Replication of rAAV in living cells may be accompanied by capturing small fragments of cellular genetic material by the virus. Considering that both HeLa and HEK293 cell lines are derived from humans, the safety of such capturing events is questionable. Contamination of therapeutic constructs with cellular sequences can facilitate their integration into the patient's genome, causing genotoxic effects. To circumvent this problem, it was proposed to use insect Sf9 cells in combination with compatible baculovirus helper sequences; the concept seems to work out [25].

Regardless of a particular protocol used for rAAV production, not only the culture medium (supernatant) but also the cells must be collected at the end of the production cycle, since a significant portion of the particles remain trapped. (In retro- and lentivirus manufacturing, it is usually sufficient to collect the supernatant.) A huge amount of free viral and non-viral DNA in the cell lysates makes a DNAse treatment mandatory. In addition, there is always an admixture of empty and underassembled particles, which must be eliminated by centrifugation in a CsCl or iodixanol density gradient followed by several rounds of chromatography. Purification of rAAV particles by ultracentrifugation is possible for research applications only and cannot be scaled up for manufacturing purposes [26].

Conclusion

The global clinical experience with rAAV is actively expanding, and the interest in this research area remains very high. The first rAAV-based drug fully approved for clinical use was Glybera® (a.k.a. Alipogene tiparvovec, uniQure; the Netherlands) designed to treat the autosomal-recessive lipoprotein lipase (LPL) deficiency. The enzyme, produced predominantly by adipose and muscle tissues which release it into the blood, is functioning at the inner surface of endothelial lining of the capillaries in extrahepatic tissues. Patients with LPL deficiency experience severe impairment of triglyceride metabolism. The active ingredient of Glybera® is constituted by viral particles with AAV1 serotype, containing a copy of the LPL gene with expression-enhancing elements.
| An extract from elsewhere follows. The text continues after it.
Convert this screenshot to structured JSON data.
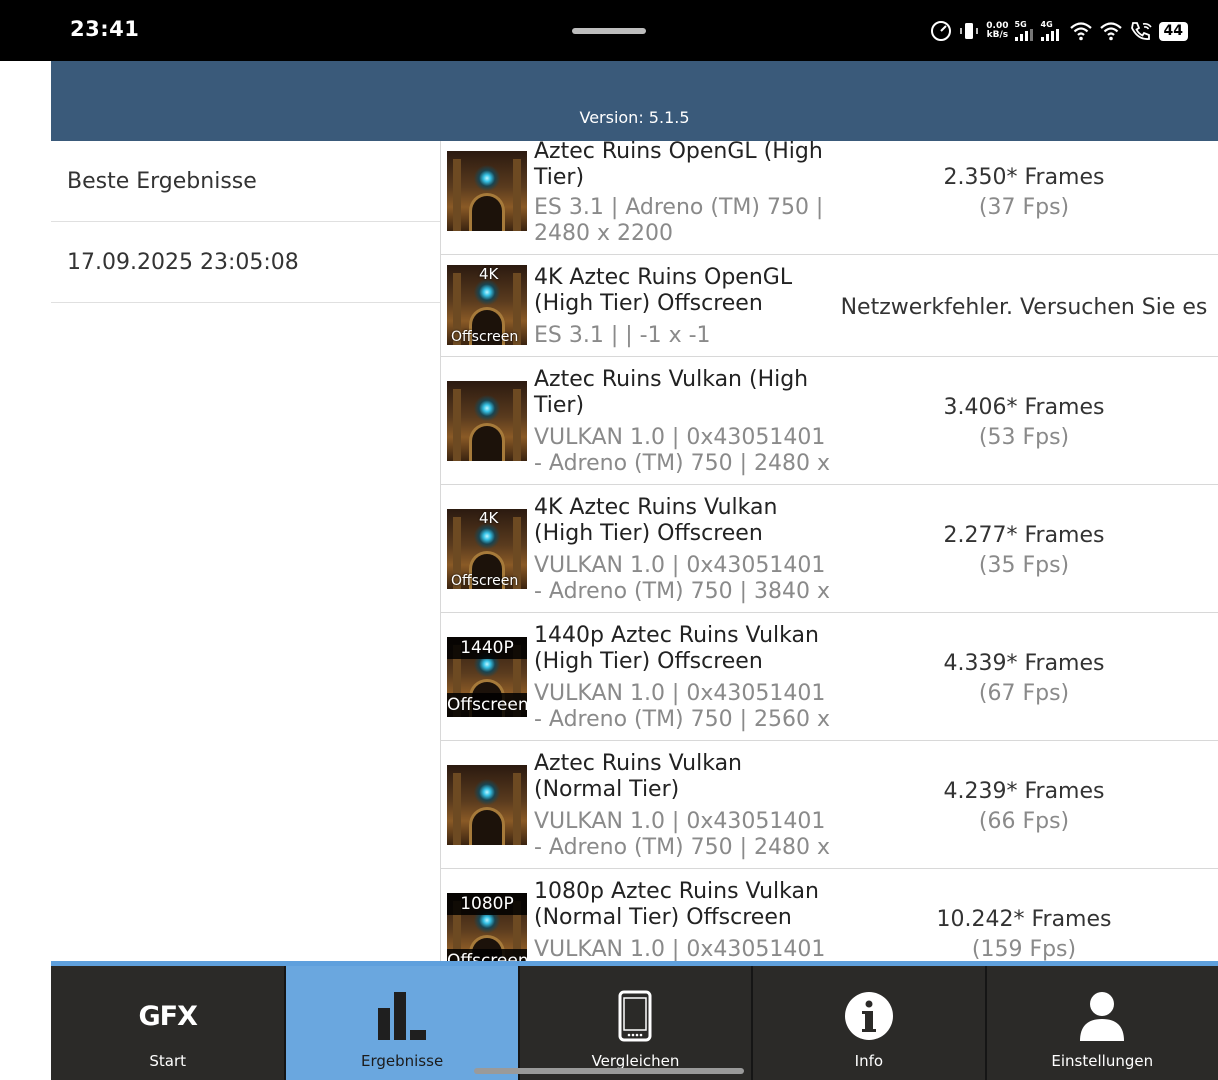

Glybera® is administered intramuscularly by multiple injections once in every 10 years. The drug was approved for clinical use in Europe in 2012, but withdrawn from the European Community Register of Orphan Medicinal Products in 2017 due to commercial failure; as of 2018, the treatment was received by 31 patients [27, 28].

Another rAAV-based drug, Luxturna® (a.k.a. Voretigene neparvovec, Spark Therapeutics; USA), is known as the first rAAV-based gene therapy approved by the U.S. Food and Drug Administration agency (FDA) in 2017. Luxturna® is used to treat the RPE65-dependent congenital Leber amaurosis, a severe autosomal recessive oculopathy that manifests from birth. The active ingredient of Luxturna® is constituted by viral particles with AAV2 serotype, containing a copy of the RPE65 gene with expression-enhancing elements. The drug is administered by subretinal injection [29].

In 2019, another rAAV-based drug, Zolgensma®, for the treatment of autosomal-recessive spinal muscular atrophy, received FDA approval [30]. The query "adeno-associated virus" currently yields a list of 159 studies at ClinicalTrials.gov [31]. The clinical trials are in progress, and since there are still more questions than answers in this area, we can expect them to gain momentum.